Aku hanya bisa menatap keheranan, seolah tidak percaya itu semua terjadi kepadaku, tentu saja aku tidak mungkin bisa meninggalkan bekas cengkraman sekuat itu di lengan orang yang tubuhnya lebih besar dariku, apalagi untuk melemparnya. Jika benar seperti itu, besar kemungkinan hantu yang tidak lain lagi merupakan hantu Bu Risma lah yang merasuki tubuhku.

Aku diberi minum oleh pak Ustad yang katanya air minuman tersebut sudah dibacakan doa untuk melindungi tubuhku agar hal mengerikan tersebut tidak terulang kembali, dan setelah aku mendapatkan kembali tenaga, serta setelah dipastikan aku telah benar-benar pulih, aku diperbolehkan pulang. Waktu menunjukkan jam sepuluh malam, dan aku benar-benar kelelahan, hingga aku memutuskan untuk beristirahat sedikit lebih lama di ruang security itu dan sedikit mengobrol.

"Pak, di dalam ruangan itu, ada satu ruangan lagi di dalamnya, isinya cuma ada kursi sih." Kataku setelah berbincang bermacam hal.

"Ruangan apa?" Tanya security tersebut bingung.

"Kurang tau saya, pak. Tapi di dalamnya ada kursi, dan di kursi itu ada kertas yang ditulis 'Kamu selanjutnya!' gitu doang sih, pak." Kataku lebih jelas.
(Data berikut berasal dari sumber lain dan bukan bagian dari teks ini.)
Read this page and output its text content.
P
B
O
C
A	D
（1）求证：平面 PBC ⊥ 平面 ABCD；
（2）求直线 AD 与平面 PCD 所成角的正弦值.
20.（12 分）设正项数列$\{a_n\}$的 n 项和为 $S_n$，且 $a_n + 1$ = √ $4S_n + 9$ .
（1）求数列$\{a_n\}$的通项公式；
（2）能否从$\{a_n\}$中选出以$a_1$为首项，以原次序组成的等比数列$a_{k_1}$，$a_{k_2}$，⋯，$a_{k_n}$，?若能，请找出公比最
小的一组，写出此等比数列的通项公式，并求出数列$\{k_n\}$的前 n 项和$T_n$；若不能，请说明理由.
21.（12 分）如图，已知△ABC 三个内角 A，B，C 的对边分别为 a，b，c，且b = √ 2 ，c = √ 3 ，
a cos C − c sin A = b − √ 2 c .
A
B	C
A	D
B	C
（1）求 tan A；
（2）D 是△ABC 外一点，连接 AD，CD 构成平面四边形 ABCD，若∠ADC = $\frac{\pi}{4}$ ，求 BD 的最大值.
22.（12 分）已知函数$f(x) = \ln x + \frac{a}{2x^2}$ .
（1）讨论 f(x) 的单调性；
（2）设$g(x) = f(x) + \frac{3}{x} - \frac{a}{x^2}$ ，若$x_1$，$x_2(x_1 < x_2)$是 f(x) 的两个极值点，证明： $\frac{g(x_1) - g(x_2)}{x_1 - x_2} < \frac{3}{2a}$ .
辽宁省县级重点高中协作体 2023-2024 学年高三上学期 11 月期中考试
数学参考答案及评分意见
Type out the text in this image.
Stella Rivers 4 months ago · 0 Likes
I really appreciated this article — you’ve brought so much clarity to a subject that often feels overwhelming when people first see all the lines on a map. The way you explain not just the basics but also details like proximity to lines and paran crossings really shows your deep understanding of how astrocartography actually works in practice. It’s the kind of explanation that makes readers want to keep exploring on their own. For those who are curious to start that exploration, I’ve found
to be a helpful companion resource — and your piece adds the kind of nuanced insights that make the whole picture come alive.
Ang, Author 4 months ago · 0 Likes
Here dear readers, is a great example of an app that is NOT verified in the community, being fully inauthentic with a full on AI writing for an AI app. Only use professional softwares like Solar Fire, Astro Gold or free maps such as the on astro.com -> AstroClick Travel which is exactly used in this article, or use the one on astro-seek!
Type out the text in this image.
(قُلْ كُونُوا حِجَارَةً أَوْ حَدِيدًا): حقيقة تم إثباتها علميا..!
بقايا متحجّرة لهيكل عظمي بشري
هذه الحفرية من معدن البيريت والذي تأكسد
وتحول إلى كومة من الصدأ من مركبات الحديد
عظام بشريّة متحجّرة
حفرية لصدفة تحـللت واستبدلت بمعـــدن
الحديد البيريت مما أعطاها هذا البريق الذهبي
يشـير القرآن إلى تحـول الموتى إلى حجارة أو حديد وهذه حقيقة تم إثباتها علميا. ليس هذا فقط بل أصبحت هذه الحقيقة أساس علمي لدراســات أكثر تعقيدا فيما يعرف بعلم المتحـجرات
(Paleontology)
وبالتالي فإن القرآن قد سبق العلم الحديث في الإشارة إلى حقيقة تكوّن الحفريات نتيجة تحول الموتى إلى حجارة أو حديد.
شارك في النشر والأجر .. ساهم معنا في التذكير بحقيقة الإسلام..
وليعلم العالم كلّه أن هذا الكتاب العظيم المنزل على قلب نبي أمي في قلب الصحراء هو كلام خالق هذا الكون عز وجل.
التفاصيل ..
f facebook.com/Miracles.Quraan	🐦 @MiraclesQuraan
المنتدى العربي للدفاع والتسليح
Pak Security itu semakin terheran dengan perkataanku, wajahnya menatapku penuh tanda tanya.

"Kamu gak bercanda kan?" Tanyanya.

"Nggak, pak. Saya serius." Jawabku. Pak security itu mengernyitkan dahi, seolah berpikir aku berbohong.

"Yah, saya kurang tau juga sih, kamu cepat pulang aja sana biar bisa beristirahat." Balas Pak Security.

Aku merasa tubuhku sudah lebih bugar, dan merasa aman untuk pulang, aku pun mengiyakan sarannya, dan berpamitan. Perjalananku menuju rumah berjalan lancar, tidak ada apa pun yang mengganggu.

Aku nyalakan lampu depan rumahku, memasukkan motorku ke dalam rumah yang kecil ini agar aman dari kejadian yang tidak diinginkan, lalu bersiap untuk mandi sebelum aku tidur dan mengistirahatkan tubuh.

*Tring

Ringtone ponselku berbunyi, menandakan adanya sebuah pesan masuk melalui aplikasi chatting, terlihat nama Pak Jefri di lockscreen ponsel dan pesan yang tersembunyi. Aku membuka ponsel, dan melihat isi pesan dari Pak Jefri.

"Kamu ngapain masuk ke ruangan yang sudah dilarang itu?" Begitu lah isi pesannya. Aku terkejut melihatnya.

*Tring

Pesan tambahan kembali masuk ke dalam ponselku.

"Besok senin kamu temui saya, ceritakan semuanya di ruangan saya." Mati lah aku...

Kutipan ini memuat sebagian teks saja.